Un Zaïrois, père d’un enfant français, passager du premier charter d’expulsion européen

index Philippe Bernard, 25/03/1995

ÊTRE MARIÉ à une Française et père d’un enfant français d’un an n’a pas empêché un Zaïrois de trente-quatre ans d’être conduit sous escorte policière, mercredi 22 mars à l’aube, dans un avion pour Kinshasa. Wumba-Claude Nzaki est l’un des treize Zaïrois en situation irrégulière en France embarqués à bord du premier charter d’expulsions organisé à l’échelon européen (Le Monde du 24 mars). Affrété par les autorités néerlandaises, l’Airbus de la compagnie Martinair a convoyé au total quarante-quatre Zaïrois interpellés aux Pays-Bas, en Allemagne et en  France. Au-delà de cette «première » contestée par des avocats qui y voient une forme d’expulsion collective, formellement prohibée par la Convention européenne des droits de l’homme, le cas individuel de M. Nzaki illustre la multiplication, en France, de pratiques juridiquement contestables et humainement scandaleuses destinées à nourrir les statistiques de reconduites à la frontière.

En 1991, Wumba-Claude Nzaki s’était vu refuser le statut de réfugié politique et avait fait l’objet, en septembre 1992, d’un arrêté de reconduite à la frontière par le préfet de police de Paris. Six mois plus tard, il épousait Dominique Beaurain, une Française aujourd’hui âgée de trente-six ans qui lui donnait un fils, Joris, français par sa mère. Toutes les démarches entreprises par le couple auprès de la préfecture se sont révélées vaines. En octobre 1993, le préfet leur opposait une fin de non-recevoir écrite basée sur la validité de son arrêté de reconduite de 1992.

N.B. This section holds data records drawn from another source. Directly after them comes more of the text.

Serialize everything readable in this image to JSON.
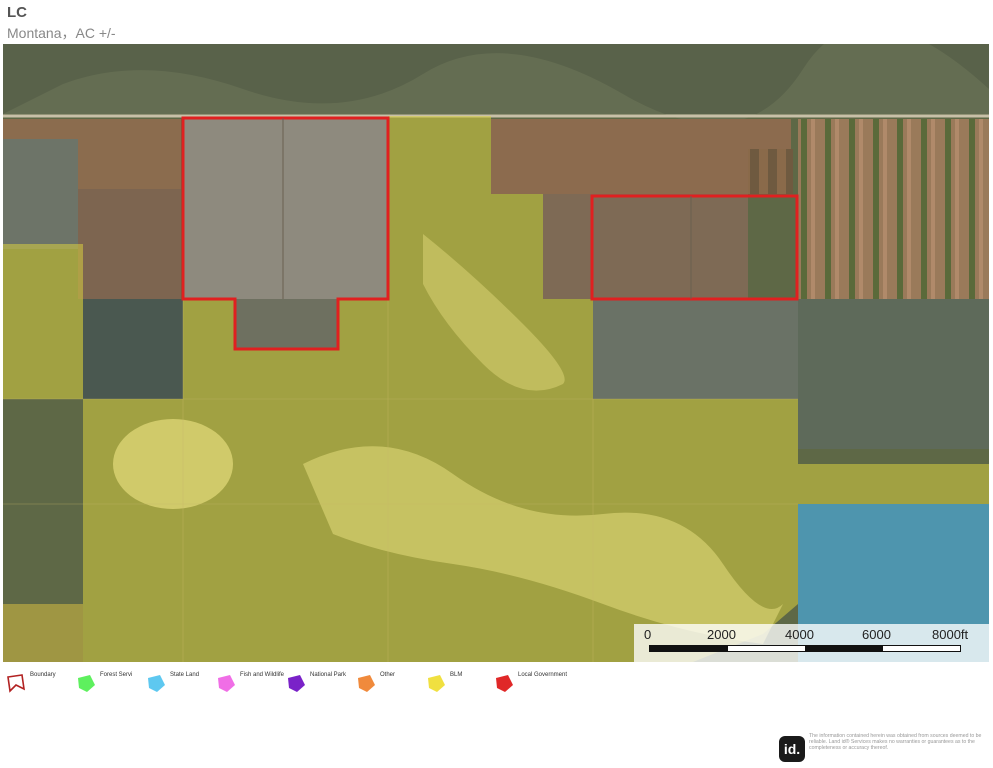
{
  "header": {
    "title": "LC",
    "subtitle": "Montana，AC +/-"
  },
  "scale": {
    "labels": [
      "0",
      "2000",
      "4000",
      "6000",
      "8000ft"
    ]
  },
  "legend": [
    {
      "label": "Boundary",
      "icon": "boundary-outline-icon",
      "color": "#b22222"
    },
    {
      "label": "Forest Servi",
      "icon": "forest-service-icon",
      "color": "#5ef05e"
    },
    {
      "label": "State Land",
      "icon": "state-land-icon",
      "color": "#5ec8f0"
    },
    {
      "label": "Fish and Wildlife",
      "icon": "fish-wildlife-icon",
      "color": "#f06ee6"
    },
    {
      "label": "National Park",
      "icon": "national-park-icon",
      "color": "#7a22c8"
    },
    {
      "label": "Other",
      "icon": "other-icon",
      "color": "#f08a3c"
    },
    {
      "label": "BLM",
      "icon": "blm-icon",
      "color": "#f0e040"
    },
    {
      "label": "Local Government",
      "icon": "local-government-icon",
      "color": "#e02828"
    }
  ],
  "footer": {
    "logo": "id.",
    "disclaimer": "The information contained herein was obtained from sources deemed to be reliable. Land id® Services makes no warranties or guarantees as to the completeness or accuracy thereof."
  }
}
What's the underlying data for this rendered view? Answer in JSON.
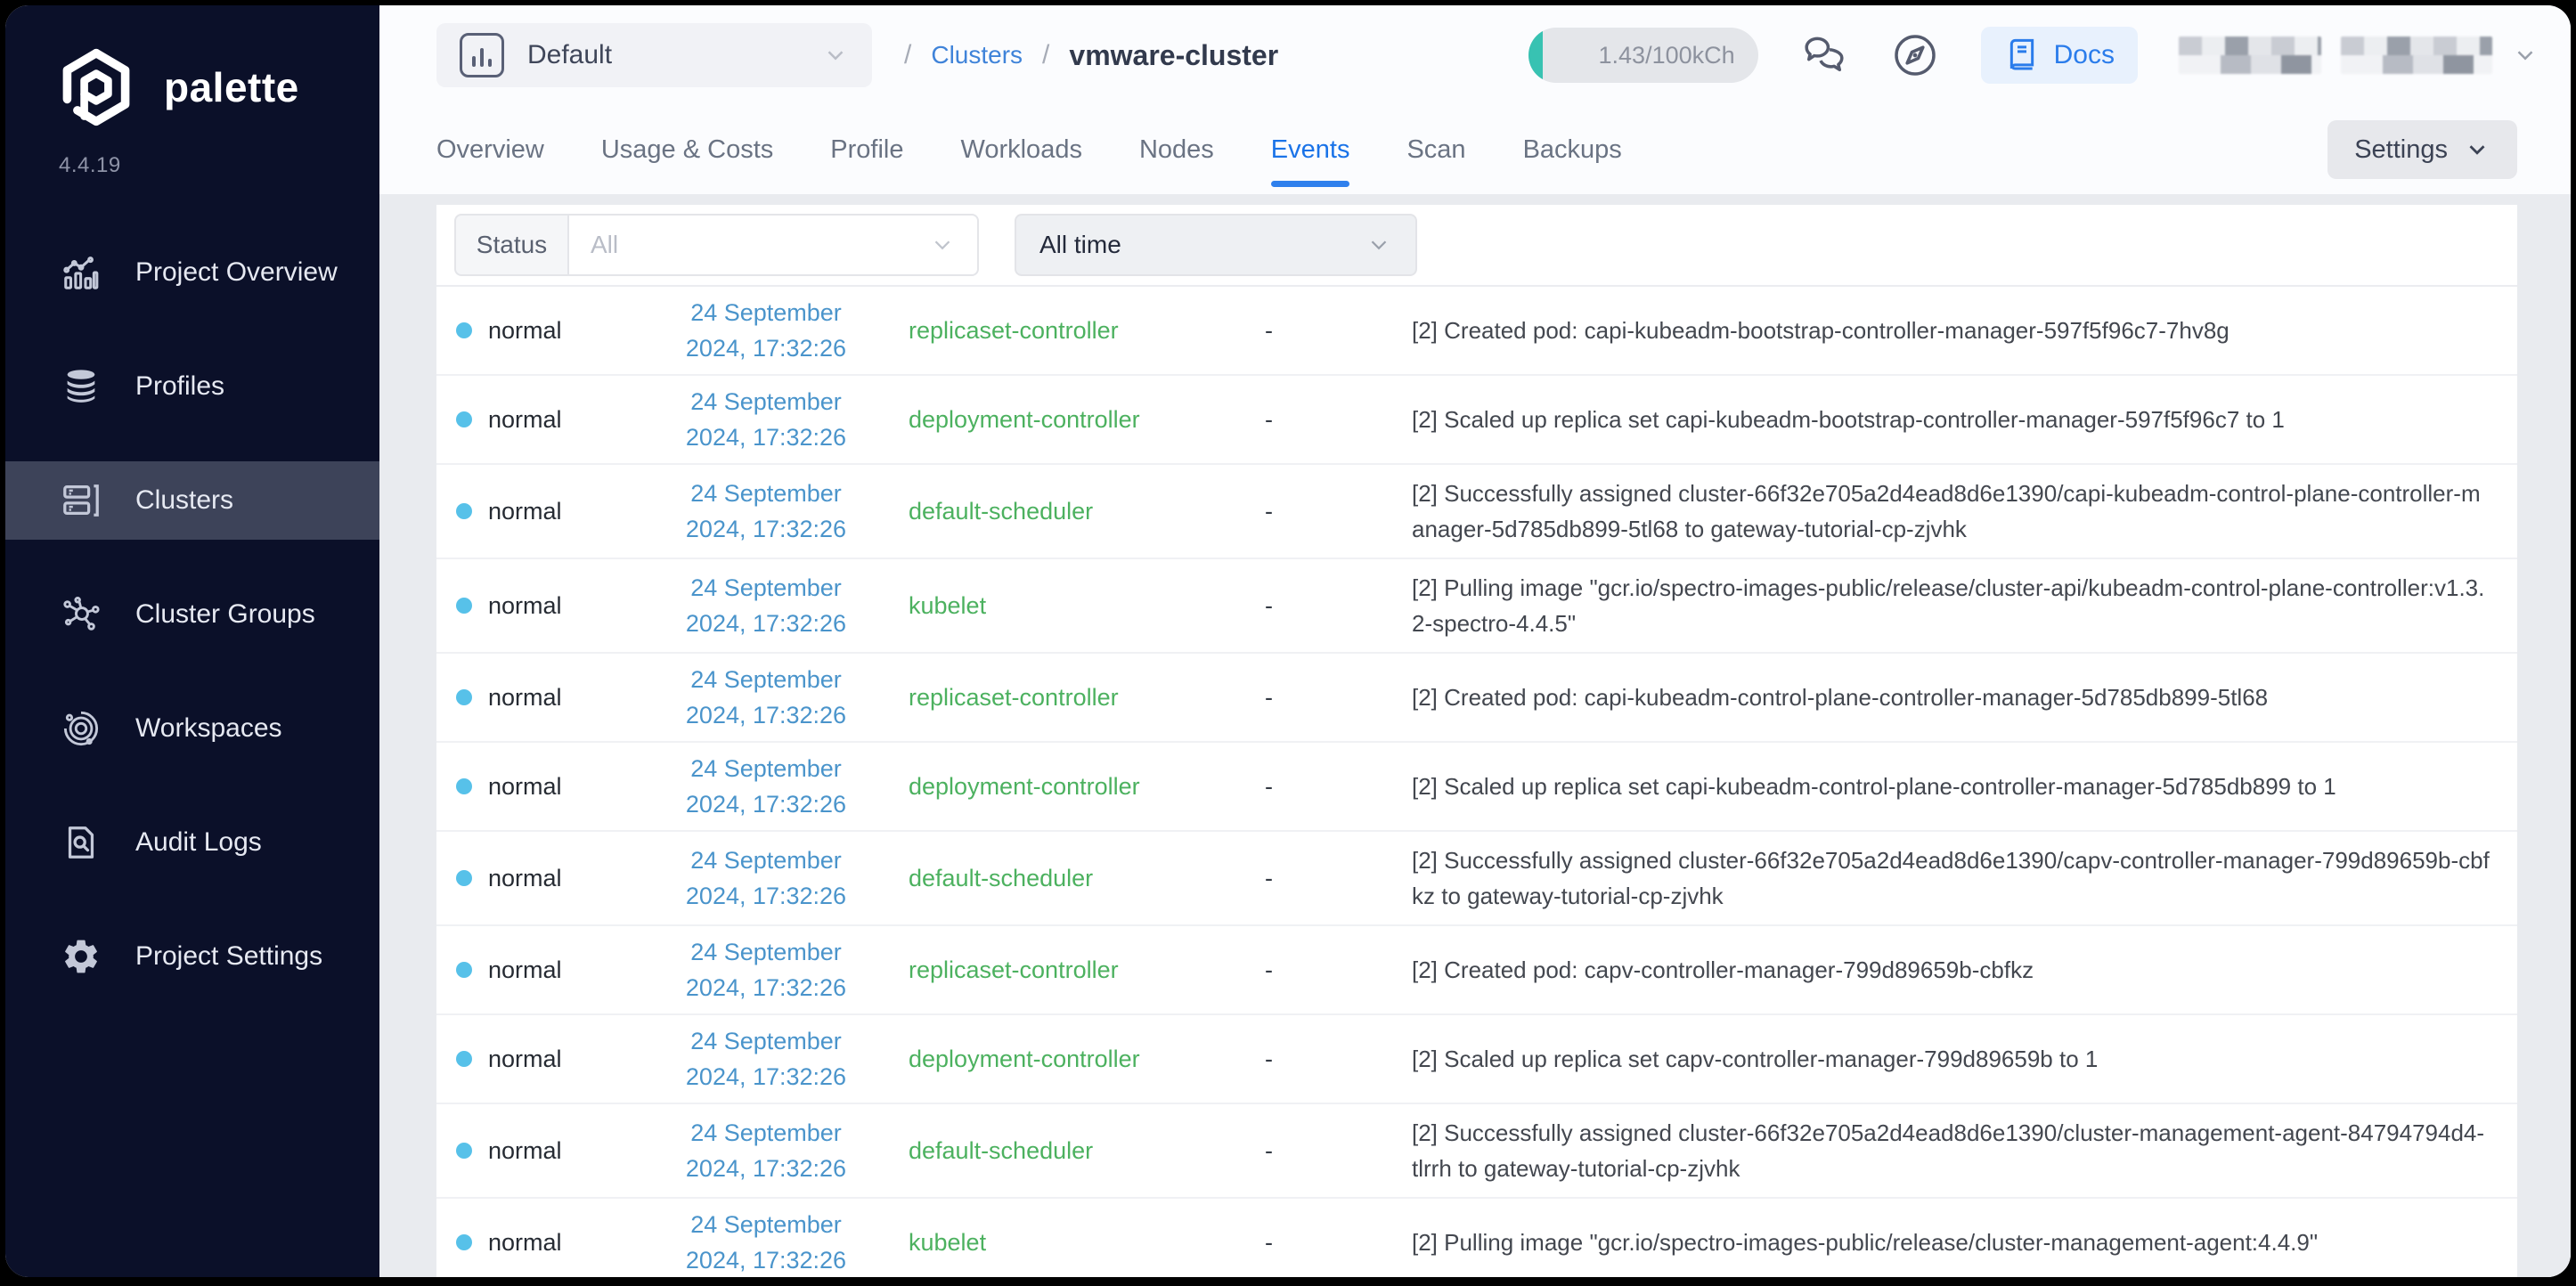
{
  "app": {
    "logo_text": "palette",
    "version": "4.4.19"
  },
  "sidebar": {
    "items": [
      {
        "label": "Project Overview",
        "icon": "bar-chart-icon",
        "active": false
      },
      {
        "label": "Profiles",
        "icon": "layers-icon",
        "active": false
      },
      {
        "label": "Clusters",
        "icon": "server-stack-icon",
        "active": true
      },
      {
        "label": "Cluster Groups",
        "icon": "node-graph-icon",
        "active": false
      },
      {
        "label": "Workspaces",
        "icon": "orbit-icon",
        "active": false
      },
      {
        "label": "Audit Logs",
        "icon": "document-search-icon",
        "active": false
      },
      {
        "label": "Project Settings",
        "icon": "gear-icon",
        "active": false
      }
    ]
  },
  "header": {
    "project_selector": "Default",
    "breadcrumb": {
      "slash": "/",
      "section": "Clusters",
      "current": "vmware-cluster"
    },
    "usage_badge": "1.43/100kCh",
    "docs_label": "Docs"
  },
  "tabs": {
    "items": [
      "Overview",
      "Usage & Costs",
      "Profile",
      "Workloads",
      "Nodes",
      "Events",
      "Scan",
      "Backups"
    ],
    "active": "Events",
    "settings_label": "Settings"
  },
  "filters": {
    "status_label": "Status",
    "status_value": "All",
    "time_value": "All time"
  },
  "events": {
    "rows": [
      {
        "status": "normal",
        "date_line1": "24 September",
        "date_line2": "2024, 17:32:26",
        "source": "replicaset-controller",
        "dash": "-",
        "message": "[2] Created pod: capi-kubeadm-bootstrap-controller-manager-597f5f96c7-7hv8g"
      },
      {
        "status": "normal",
        "date_line1": "24 September",
        "date_line2": "2024, 17:32:26",
        "source": "deployment-controller",
        "dash": "-",
        "message": "[2] Scaled up replica set capi-kubeadm-bootstrap-controller-manager-597f5f96c7 to 1"
      },
      {
        "status": "normal",
        "date_line1": "24 September",
        "date_line2": "2024, 17:32:26",
        "source": "default-scheduler",
        "dash": "-",
        "message": "[2] Successfully assigned cluster-66f32e705a2d4ead8d6e1390/capi-kubeadm-control-plane-controller-manager-5d785db899-5tl68 to gateway-tutorial-cp-zjvhk"
      },
      {
        "status": "normal",
        "date_line1": "24 September",
        "date_line2": "2024, 17:32:26",
        "source": "kubelet",
        "dash": "-",
        "message": "[2] Pulling image \"gcr.io/spectro-images-public/release/cluster-api/kubeadm-control-plane-controller:v1.3.2-spectro-4.4.5\""
      },
      {
        "status": "normal",
        "date_line1": "24 September",
        "date_line2": "2024, 17:32:26",
        "source": "replicaset-controller",
        "dash": "-",
        "message": "[2] Created pod: capi-kubeadm-control-plane-controller-manager-5d785db899-5tl68"
      },
      {
        "status": "normal",
        "date_line1": "24 September",
        "date_line2": "2024, 17:32:26",
        "source": "deployment-controller",
        "dash": "-",
        "message": "[2] Scaled up replica set capi-kubeadm-control-plane-controller-manager-5d785db899 to 1"
      },
      {
        "status": "normal",
        "date_line1": "24 September",
        "date_line2": "2024, 17:32:26",
        "source": "default-scheduler",
        "dash": "-",
        "message": "[2] Successfully assigned cluster-66f32e705a2d4ead8d6e1390/capv-controller-manager-799d89659b-cbfkz to gateway-tutorial-cp-zjvhk"
      },
      {
        "status": "normal",
        "date_line1": "24 September",
        "date_line2": "2024, 17:32:26",
        "source": "replicaset-controller",
        "dash": "-",
        "message": "[2] Created pod: capv-controller-manager-799d89659b-cbfkz"
      },
      {
        "status": "normal",
        "date_line1": "24 September",
        "date_line2": "2024, 17:32:26",
        "source": "deployment-controller",
        "dash": "-",
        "message": "[2] Scaled up replica set capv-controller-manager-799d89659b to 1"
      },
      {
        "status": "normal",
        "date_line1": "24 September",
        "date_line2": "2024, 17:32:26",
        "source": "default-scheduler",
        "dash": "-",
        "message": "[2] Successfully assigned cluster-66f32e705a2d4ead8d6e1390/cluster-management-agent-84794794d4-tlrrh to gateway-tutorial-cp-zjvhk"
      },
      {
        "status": "normal",
        "date_line1": "24 September",
        "date_line2": "2024, 17:32:26",
        "source": "kubelet",
        "dash": "-",
        "message": "[2] Pulling image \"gcr.io/spectro-images-public/release/cluster-management-agent:4.4.9\""
      }
    ]
  },
  "colors": {
    "accent_blue": "#1a73e8",
    "breadcrumb_link": "#3f83d9",
    "date_blue": "#4a94cb",
    "source_green": "#4cb15f",
    "status_dot": "#57c1e9",
    "usage_teal": "#38c2b2",
    "sidebar_bg": "#0b1029",
    "active_item_bg": "#3d4359"
  }
}
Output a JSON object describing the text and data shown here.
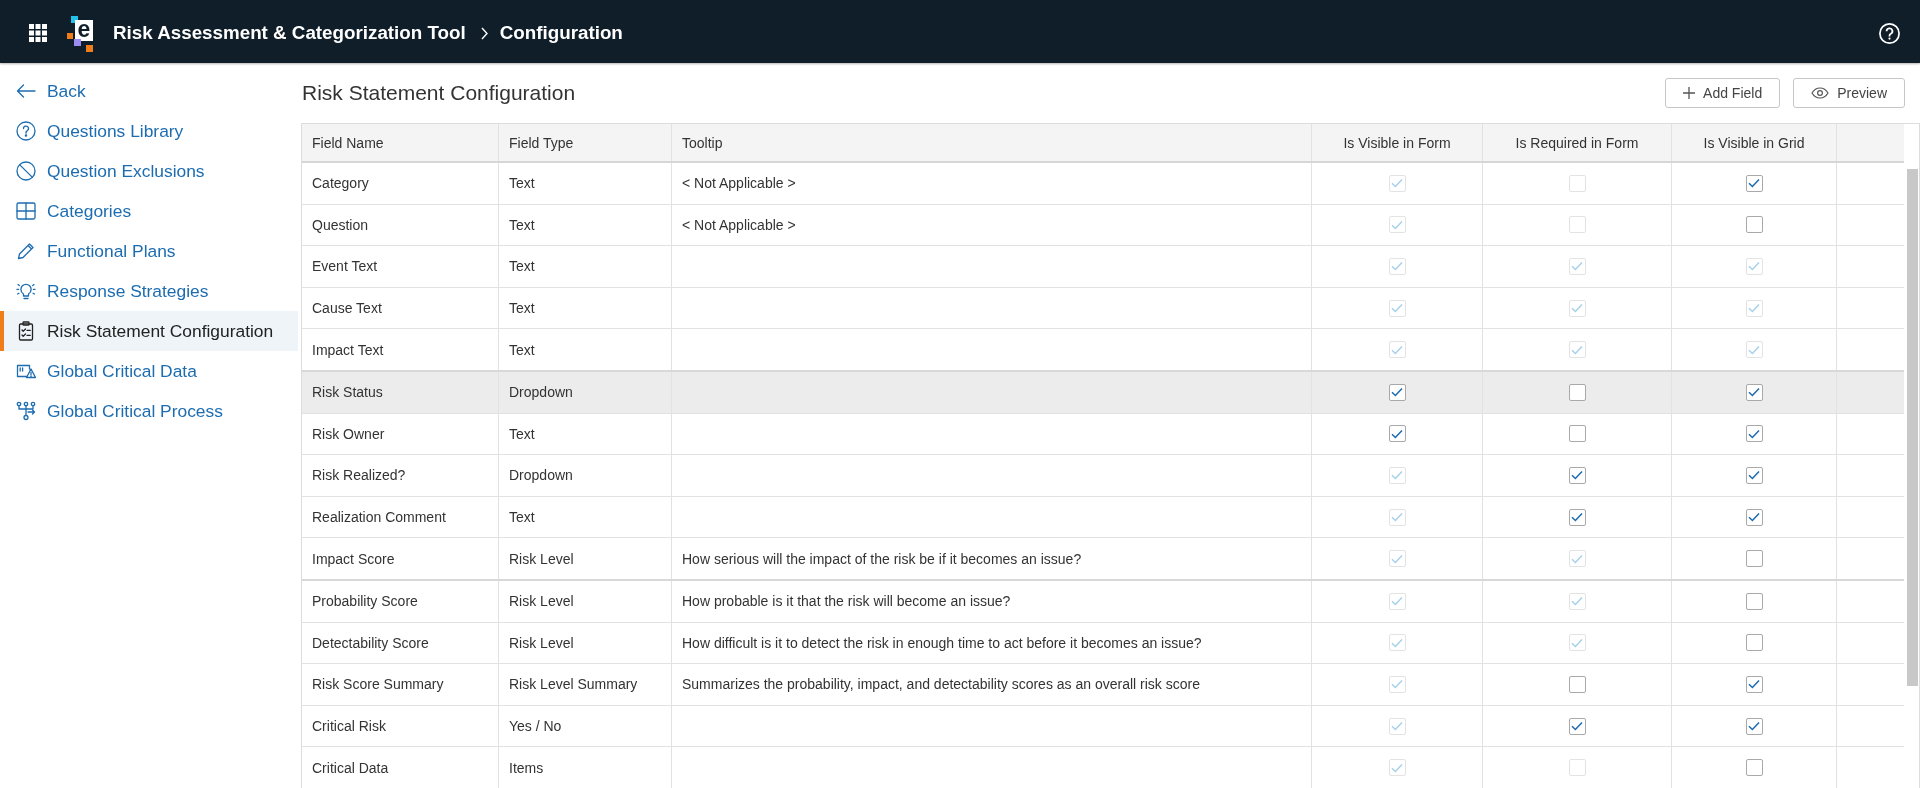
{
  "app_bar": {
    "logo_text": "e",
    "app_title": "Risk Assessment & Categorization Tool",
    "page_title": "Configuration"
  },
  "sidebar": {
    "back": "Back",
    "items": [
      {
        "label": "Questions Library",
        "selected": false
      },
      {
        "label": "Question Exclusions",
        "selected": false
      },
      {
        "label": "Categories",
        "selected": false
      },
      {
        "label": "Functional Plans",
        "selected": false
      },
      {
        "label": "Response Strategies",
        "selected": false
      },
      {
        "label": "Risk Statement Configuration",
        "selected": true
      },
      {
        "label": "Global Critical Data",
        "selected": false
      },
      {
        "label": "Global Critical Process",
        "selected": false
      }
    ]
  },
  "page": {
    "title": "Risk Statement Configuration",
    "buttons": [
      "Add Field",
      "Preview"
    ]
  },
  "table": {
    "columns": [
      {
        "label": "Field Name",
        "kind": "text"
      },
      {
        "label": "Field Type",
        "kind": "text"
      },
      {
        "label": "Tooltip",
        "kind": "text"
      },
      {
        "label": "Is Visible in Form",
        "kind": "checkbox"
      },
      {
        "label": "Is Required in Form",
        "kind": "checkbox"
      },
      {
        "label": "Is Visible in Grid",
        "kind": "checkbox"
      }
    ],
    "groups": [
      {
        "rows": [
          {
            "highlighted": false,
            "cells": [
              {
                "text": "Category"
              },
              {
                "text": "Text"
              },
              {
                "text": "< Not Applicable >"
              },
              {
                "checked": true,
                "disabled": true
              },
              {
                "checked": false,
                "disabled": true
              },
              {
                "checked": true,
                "disabled": false
              }
            ]
          },
          {
            "highlighted": false,
            "cells": [
              {
                "text": "Question"
              },
              {
                "text": "Text"
              },
              {
                "text": "< Not Applicable >"
              },
              {
                "checked": true,
                "disabled": true
              },
              {
                "checked": false,
                "disabled": true
              },
              {
                "checked": false,
                "disabled": false
              }
            ]
          },
          {
            "highlighted": false,
            "cells": [
              {
                "text": "Event Text"
              },
              {
                "text": "Text"
              },
              {},
              {
                "checked": true,
                "disabled": true
              },
              {
                "checked": true,
                "disabled": true
              },
              {
                "checked": true,
                "disabled": true
              }
            ]
          },
          {
            "highlighted": false,
            "cells": [
              {
                "text": "Cause Text"
              },
              {
                "text": "Text"
              },
              {},
              {
                "checked": true,
                "disabled": true
              },
              {
                "checked": true,
                "disabled": true
              },
              {
                "checked": true,
                "disabled": true
              }
            ]
          },
          {
            "highlighted": false,
            "cells": [
              {
                "text": "Impact Text"
              },
              {
                "text": "Text"
              },
              {},
              {
                "checked": true,
                "disabled": true
              },
              {
                "checked": true,
                "disabled": true
              },
              {
                "checked": true,
                "disabled": true
              }
            ]
          }
        ]
      },
      {
        "rows": [
          {
            "highlighted": true,
            "cells": [
              {
                "text": "Risk Status"
              },
              {
                "text": "Dropdown"
              },
              {},
              {
                "checked": true,
                "disabled": false
              },
              {
                "checked": false,
                "disabled": false
              },
              {
                "checked": true,
                "disabled": false
              }
            ]
          },
          {
            "highlighted": false,
            "cells": [
              {
                "text": "Risk Owner"
              },
              {
                "text": "Text"
              },
              {},
              {
                "checked": true,
                "disabled": false
              },
              {
                "checked": false,
                "disabled": false
              },
              {
                "checked": true,
                "disabled": false
              }
            ]
          },
          {
            "highlighted": false,
            "cells": [
              {
                "text": "Risk Realized?"
              },
              {
                "text": "Dropdown"
              },
              {},
              {
                "checked": true,
                "disabled": true
              },
              {
                "checked": true,
                "disabled": false
              },
              {
                "checked": true,
                "disabled": false
              }
            ]
          },
          {
            "highlighted": false,
            "cells": [
              {
                "text": "Realization Comment"
              },
              {
                "text": "Text"
              },
              {},
              {
                "checked": true,
                "disabled": true
              },
              {
                "checked": true,
                "disabled": false
              },
              {
                "checked": true,
                "disabled": false
              }
            ]
          },
          {
            "highlighted": false,
            "cells": [
              {
                "text": "Impact Score"
              },
              {
                "text": "Risk Level"
              },
              {
                "text": "How serious will the impact of the risk be if it becomes an issue?"
              },
              {
                "checked": true,
                "disabled": true
              },
              {
                "checked": true,
                "disabled": true
              },
              {
                "checked": false,
                "disabled": false
              }
            ]
          }
        ]
      },
      {
        "rows": [
          {
            "highlighted": false,
            "cells": [
              {
                "text": "Probability Score"
              },
              {
                "text": "Risk Level"
              },
              {
                "text": "How probable is it that the risk will become an issue?"
              },
              {
                "checked": true,
                "disabled": true
              },
              {
                "checked": true,
                "disabled": true
              },
              {
                "checked": false,
                "disabled": false
              }
            ]
          },
          {
            "highlighted": false,
            "cells": [
              {
                "text": "Detectability Score"
              },
              {
                "text": "Risk Level"
              },
              {
                "text": "How difficult is it to detect the risk in enough time to act before it becomes an issue?"
              },
              {
                "checked": true,
                "disabled": true
              },
              {
                "checked": true,
                "disabled": true
              },
              {
                "checked": false,
                "disabled": false
              }
            ]
          },
          {
            "highlighted": false,
            "cells": [
              {
                "text": "Risk Score Summary"
              },
              {
                "text": "Risk Level Summary"
              },
              {
                "text": "Summarizes the probability, impact, and detectability scores as an overall risk score"
              },
              {
                "checked": true,
                "disabled": true
              },
              {
                "checked": false,
                "disabled": false
              },
              {
                "checked": true,
                "disabled": false
              }
            ]
          },
          {
            "highlighted": false,
            "cells": [
              {
                "text": "Critical Risk"
              },
              {
                "text": "Yes / No"
              },
              {},
              {
                "checked": true,
                "disabled": true
              },
              {
                "checked": true,
                "disabled": false
              },
              {
                "checked": true,
                "disabled": false
              }
            ]
          },
          {
            "highlighted": false,
            "cells": [
              {
                "text": "Critical Data"
              },
              {
                "text": "Items"
              },
              {},
              {
                "checked": true,
                "disabled": true
              },
              {
                "checked": false,
                "disabled": true
              },
              {
                "checked": false,
                "disabled": false
              }
            ]
          }
        ]
      }
    ]
  }
}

VIOLATION DE LA VIE FAMILIALE

Par deux fois, des juges ont contesté cette position. En décembre 1993, M. Nzaki refuse de monter dans l’avion et se trouve déféré devant le tribunal correctionnel de Bobigny. Le jugement le relaxe en arguant de la violation de sa vie familiale. Un an plus tard, c’est le tribunal administratif de Paris qui a annulé – fait rare – la décision du préfet qui refusait d’abroger l’arrêté de reconduite. Le jugement confirme la « réalité de la vie familiale » et se réfère à la Convention européenne des droits de l’homme pour estimer que l’arrêté préfectoral « a porté au respect de la vie familiale de M. Nzaki une atteinte disproportionnée aux buts en vue desquels ce refus lui a été opposé».

Lorsque le couple, fort de ces deux jugements, reçoit une convocation à la préfecture de police, il pense logiquement qu’il va obtenir une régularisation. On lui demande de repasser le lendemain, mardi 21 mars, qui se trouve être la veille du jour où le « charter européen » pour le Zaïre est programmé. M. Zaki se présente avec son bébé. L’après-midi, on appelle son épouse sur son lieu de travail pour qu’elle vienne récupérer l’enfant. Elle se rend à la préfecture où on lui indique que son époux a été placé en rétention.

Dès le lendemain matin, le père de famille redevenu simple Zaïrois sans papier est conduit à Roissy, n a été maintenu en rétention moins de vingt-quatre heures, délai qui aurait obligé la police a saisir le juge, qui aurait probablement ordonné la remise en liberté. « Convoquer les irréguliers la veille d’un vol, c’est une petite malice courante, certes pas  très glorieuse mais qui nous permet d’obtenir l’exécution de nos décisions », commente-t-on à la préfecture de police, où l’on estime que « faire un enfant français n’annule pas un arrêté de reconduite à la frontière », même si la loi protège les parents d’enfants français contre une telle décision puisque « l’arrêté avait été pris lorsque M. Nzaki était célibataire et reste parfaitement valable ».

Les avocats du Zaïrois, Daniel Voguet et Stéphane Maugendre ne l’entendent pas ainsi. Ils ont saisi, jeudi 23 mars, le président de la Commission européenne des droits de l’homme pour tenter de faire reconnaître plusieurs violations de la Convention européenne. Outre l’atteinte au principe du « respect de la vie familiale », les avocats plaident que M. Nzaki a été embarqué sans avoir pu exposer sa défense ni exercer le moindre recours.